From eval to release video in two days
Blog post #56
Two days ago I gave the same island brief to Fable 5 and ChatGPT and wrote up what came back. Today that eval is a published YouTube video: Claude Fable 5 is here — I tested it against ChatGPT, and it got flagged. This log is about the production, because the video ended up forcing a new pipeline into existence, and because the story got a third act I didn’t plan for.
What changed since last log
- The eval got a verdict on camera. Trutskär’s agent-based simulation against Auroraön’s four meters, side by side, with the actual screen recordings as evidence.
- The story grew a twist I didn’t have on June 10: digging through my session transcripts, I found that my first eval session never happened — Fable 5’s new safety filter flagged the island brief for “biology topics” and silently switched me down to Opus 4.8. I reproduced it on camera with an innocent one-line prompt. Anthropic’s own launch page says these filters trigger in less than 5% of sessions. My island was in the five.
- This is also the first video in a new format: model releases get their own intro (no “in 3 minutes” promise), built from the vendor’s own visual language. Anthropic’s homepage hero turned out to be a webm of butterflies forming a “5” — with an alpha channel. Downloaded, decoded with libvpx, and composited straight onto my own paper background. Their brand did half the design work.
What shipped
- The video: ~4.5 minutes, published today, in a new playlist for model releases.
- A motion-first build where almost nothing is a static slide.
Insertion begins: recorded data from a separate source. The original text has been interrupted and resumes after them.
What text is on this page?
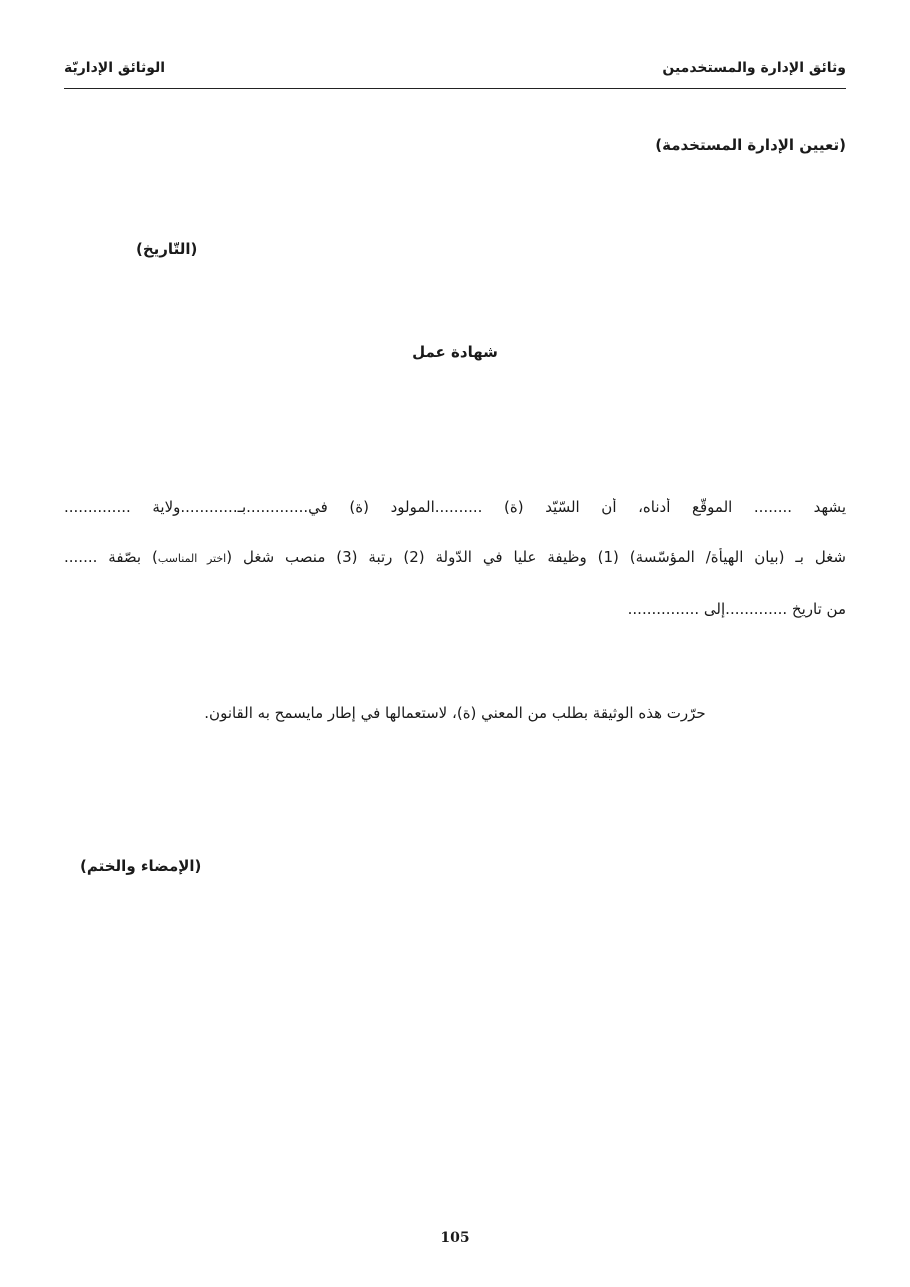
وثائق الإدارة والمستخدمين
الوثائق الإداريّة
(تعيين الإدارة المستخدمة)
(التّاريخ)
شهادة عمل
يشهد ........ الموقّع أدناه، أن السّيّد (ة) ..........المولود (ة) في.............بـ............ولاية ..............
شغل بـ (بيان الهيأة/ المؤسّسة) (1) وظيفة عليا في الدّولة (2) رتبة (3) منصب شغل (اختر المناسب) بصّفة .......
من تاريخ .............إلى ...............
حرّرت هذه الوثيقة بطلب من المعني (ة)، لاستعمالها في إطار مايسمح به القانون.
(الإمضاء والختم)
105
The site walkthroughs are scripted Playwright recordings (one per language — both eval sites speak four), the brief types itself out in a CSS animation, the two AI chats float in as cards, and the benchmark chart has a butterfly sitting on the winning bar.
- Three HeyGen segments of my avatar, rendered against cut-out pieces of the voice track: cold open, outro, and a ten-second idle tail I got by sending HeyGen a silent audio file. The avatar just sits there breathing naturally. That trick is going in every video from now on.
What’s working
- Forced alignment as the build’s backbone. ElevenLabs gives back character-level timestamps for the finished voice track, so every cut in the video is driven by when a phrase is actually spoken: the benchmark slide lands on “the benchmark numbers”, the night mode toggles on “there’s a night mode”, and the “Session paused” banner appears exactly on the words “session paused”. No more eyeballing.
- Segment-wise avatar rendering. Instead of one big HeyGen render at the end, I cut the voice track at sentence boundaries and render only the pieces where my face is on screen. Cheaper, and script revisions don’t invalidate the whole thing.
- Avatar V over Avatar IV. Same audio, both engines, A/B: IV sat with folded hands for eight seconds, V talks with its hands like I do. Easy call.
What’s unclear or broken
- Voice takes are still a lottery. The same script, the same settings, three full takes: one fine, one that made me sound vaguely French-Indian, one good. The fix is always re-rolling, never settings. I’d love to understand why.
- A looping clip flickered at 3:03 through two “fixes” — first a hard loop restart, then a boomerang seam that replayed a leftover scroll motion in reverse. The real lesson: loop sources must start from stillness, and
ffmpeg’s scene detection is the cheap way to prove a loop is actually seamless before rebuilding. - Half the evening died to a hidden 1Password authorization dialog. Every key in my pipeline goes through the CLI, so when it silently stops, everything stops: voice, alignment, render polling. The dialog was behind another window the whole time.
Decisions made
- Sell the eval, not the outrage. The title leads with Fable 5 vs GPT-5.5; the flag is the hook at the end of the sentence. The restrictions story has a short shelf life (Anthropic says they’re tuning the filters), and the video’s actual verdict is positive — biggest capability jump in a year, with a caveat that needs fixing.
- Punchlines have to be concrete. “I never asked for any of this. One prompt.” got cut for sounding like a slogan; “Nothing in the brief asked for seasons or wind” stayed, because it’s true and specific.
- Release videos end on the series card, not on my avatar idling. And after three rounds of me masking butterfly fragments out of Anthropic’s collage by hand, flood-fill from the body with an alpha threshold did it in one pass.
Tooling & process
- New asset technique this week: HTML/CSS animations recorded with Playwright into mp4. Real typography, drop shadows, embedded videos in cards — no video editor involved, every asset rebuildable from a one-line command.
- ElevenLabs for voice and forced alignment (and the intro stinger — generated four “new model arrives” sound candidates and picked the butterfly-flutter one), HeyGen via MCP for the avatar, ffmpeg for the build, yt-dlp for Anthropic’s press clip, which turned out to be a YouTube embed rather than a video file.
- Fable 5 built the eval site, lost a session to its own safety filter, and assembled the video about both. Conflict of interest fully intact from last log.